Vulnerability of Transport through Evolving Spatial Networks

TL;DR

This paper investigates the vulnerability of evolving spatial networks to blockages, revealing self-similar patterns and fractal properties that help predict when networks become impenetrable, with implications for infrastructure resilience.

Contribution

It introduces a recursive method to identify critical hubs in porous networks and characterizes the fractal nature of the blockage backbone, advancing understanding of network failure mechanisms.

Findings

Blockage backbone is a self-similar path with a fractal dimension.

Number of blocking steps collapses onto a master curve across network sizes.

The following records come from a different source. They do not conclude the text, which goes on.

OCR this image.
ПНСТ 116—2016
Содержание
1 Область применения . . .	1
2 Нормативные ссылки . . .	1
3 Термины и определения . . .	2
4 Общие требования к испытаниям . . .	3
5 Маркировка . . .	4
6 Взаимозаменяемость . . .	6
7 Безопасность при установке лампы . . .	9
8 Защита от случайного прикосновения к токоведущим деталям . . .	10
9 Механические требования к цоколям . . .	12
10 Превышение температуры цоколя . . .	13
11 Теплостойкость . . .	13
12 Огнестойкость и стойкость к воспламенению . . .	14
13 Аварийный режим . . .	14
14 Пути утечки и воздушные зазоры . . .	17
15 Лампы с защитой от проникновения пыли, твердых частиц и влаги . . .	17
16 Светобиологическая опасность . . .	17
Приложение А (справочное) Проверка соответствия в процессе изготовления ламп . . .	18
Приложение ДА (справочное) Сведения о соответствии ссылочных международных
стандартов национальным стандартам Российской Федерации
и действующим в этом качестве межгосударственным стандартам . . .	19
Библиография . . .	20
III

Shortest-path length distribution broadens during blocking, indicating increased spatial correlations.

Abstract

Insight into the blockage vulnerability of evolving spatial networks is important for understanding transport resilience, robustness, and failure of a broad class of real-world structures such as porous media and utility, urban traffic, and infrastructure networks. By exhaustive search for central transport hubs on porous lattice structures, we recursively determine and block the emerging main hub until the evolving network reaches the impenetrability limit. We find that the blockage backbone is a self-similar path with a fractal dimension which is distinctly smaller than that of the universality class of optimal path crack models. The number of blocking steps versus the rescaled initial occupation fraction collapses onto a master curve for different network sizes, allowing for the prediction of the onset of impenetrability. The shortest-path length distribution broadens during the blocking process reflecting an increase of spatial correlations. We address the reliability of our predictions upon increasing the disorder or decreasing the fraction of processed structural information.